At times of uncertainty, many acts of stupidity are often classed as a virtue by many non-thinking members of the establishment, the results of which affect the lives of those who are not aware of these acts until it is too late.

Many of us who vote for a representative to act on our behalf in either council or government often find we are voted against behind closed doors.

All readable evidence supports the view that a reduction in police numbers leads to an increase in all levels of criminal activity – not rocket science, that the best deterrent against crime is a police presence; common sense, the opposite of stupidity.

As a local citizen who can stand, see, read and think, my perception of crime in Keighley is it is on the increase, with reports in the Keighley News weekly of arson, assault, robberies, burglaries, grooming, attempted murders. In view of this, are we to conclude we need less police to protect society or move officers nine miles away in Bradford to afford us better protection?

The Tories have slashed police numbers by 17,000 and broken their promise to the British people to protect frontline officers, letting the British people down when the first duty of government is the safety and security of its citizens. This huge loss is significant and could easily lead to other forms of self-protection by those citizens through fear or for retribution.
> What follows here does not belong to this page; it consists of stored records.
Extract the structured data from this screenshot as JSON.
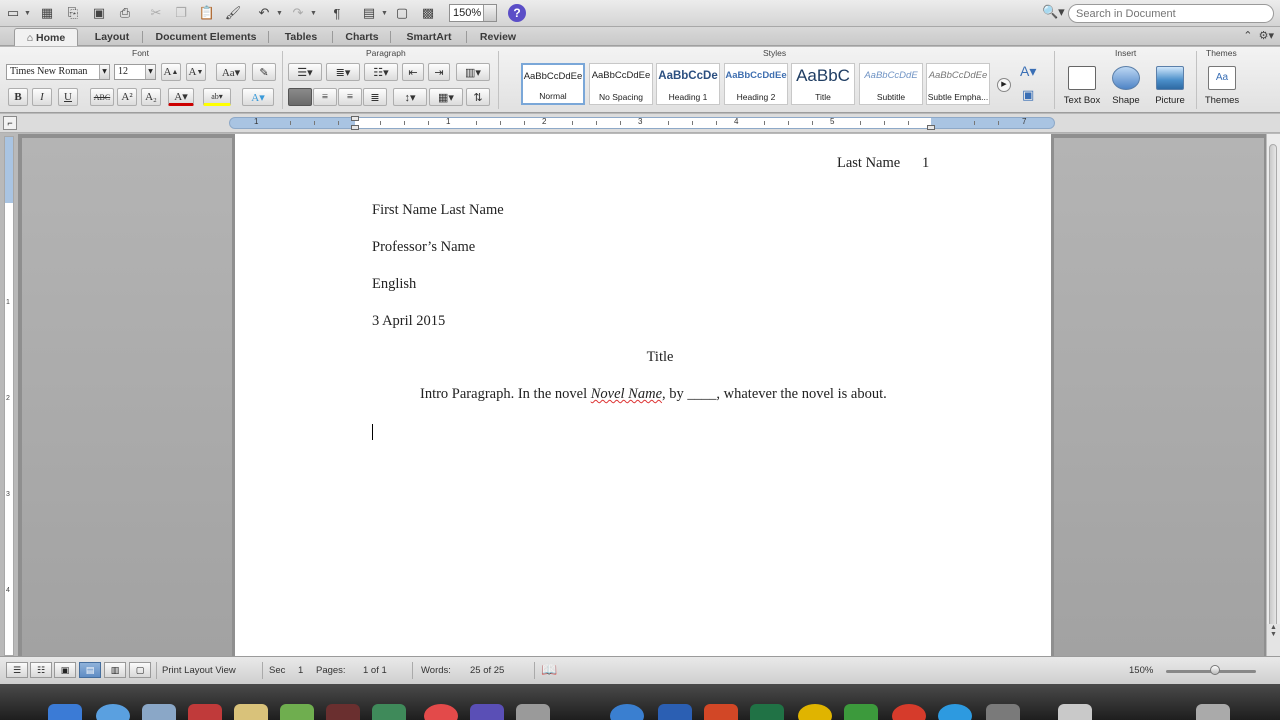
{
  "toolbar": {
    "zoom": "150%",
    "search_placeholder": "Search in Document",
    "help_label": "?"
  },
  "tabs": [
    "Home",
    "Layout",
    "Document Elements",
    "Tables",
    "Charts",
    "SmartArt",
    "Review"
  ],
  "ribbon": {
    "groups": {
      "font": "Font",
      "paragraph": "Paragraph",
      "styles": "Styles",
      "insert": "Insert",
      "themes": "Themes"
    },
    "font_name": "Times New Roman",
    "font_size": "12",
    "format_buttons": [
      "B",
      "I",
      "U",
      "ABC",
      "A²",
      "A₂"
    ],
    "styles": [
      {
        "sample": "AaBbCcDdEe",
        "label": "Normal",
        "selected": true
      },
      {
        "sample": "AaBbCcDdEe",
        "label": "No Spacing"
      },
      {
        "sample": "AaBbCcDe",
        "label": "Heading 1"
      },
      {
        "sample": "AaBbCcDdEe",
        "label": "Heading 2"
      },
      {
        "sample": "AaBbC",
        "label": "Title"
      },
      {
        "sample": "AaBbCcDdE",
        "label": "Subtitle"
      },
      {
        "sample": "AaBbCcDdEe",
        "label": "Subtle Empha..."
      }
    ],
    "insert_items": [
      "Text Box",
      "Shape",
      "Picture"
    ],
    "themes_label": "Themes",
    "themes_sample": "Aa"
  },
  "ruler": {
    "numbers": [
      "1",
      "1",
      "2",
      "3",
      "4",
      "5",
      "7"
    ]
  },
  "document": {
    "header": "Last Name",
    "page_number": "1",
    "lines": [
      "First Name Last Name",
      "Professor’s Name",
      "English",
      "3 April 2015"
    ],
    "title": "Title",
    "intro_before": "Intro Paragraph. In the novel ",
    "intro_italic": "Novel Name",
    "intro_after": ", by ____, whatever the novel is about."
  },
  "status": {
    "view": "Print Layout View",
    "sec_label": "Sec",
    "sec_value": "1",
    "pages_label": "Pages:",
    "pages_value": "1 of 1",
    "words_label": "Words:",
    "words_value": "25 of 25",
    "zoom": "150%"
  },
  "colors": {
    "ruler_blue": "#a9c4e2",
    "help_purple": "#5b4ec7",
    "spell_red": "#dd3333"
  }
}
All statistics can be manipulated to suit those who commission them. When an increase in any crime leaps, we are told it is because more people are coming forward to report said crime. Your belief in such a statement is your affair. I, however, do not.

Left out of the statistics are more than a million violent crimes against the individual, edited out because a victim of a violent crime is capped at five. Any more than that is not officially recorded, meaning the levels of violent crime in England and Wales are 60 per cent higher than official records tell us – refer to the CSEW or crime survey of England and Wales for further information.

We are often told Britain is the fifth richest economy in the world, but at what cost? If we spend little or nothing on our infrastructure, social services, industry, the NHS, our armed forces, our elderly and poor and our police, which country on Earth would not also share that wonderful accolade?

On a personal level, I consider the proposed closure of our, or any other, police station and such savage cuts to our police service as a betrayal of the people of Keighley and the British people as a whole.

I will vote accordingly at the next council and general elections.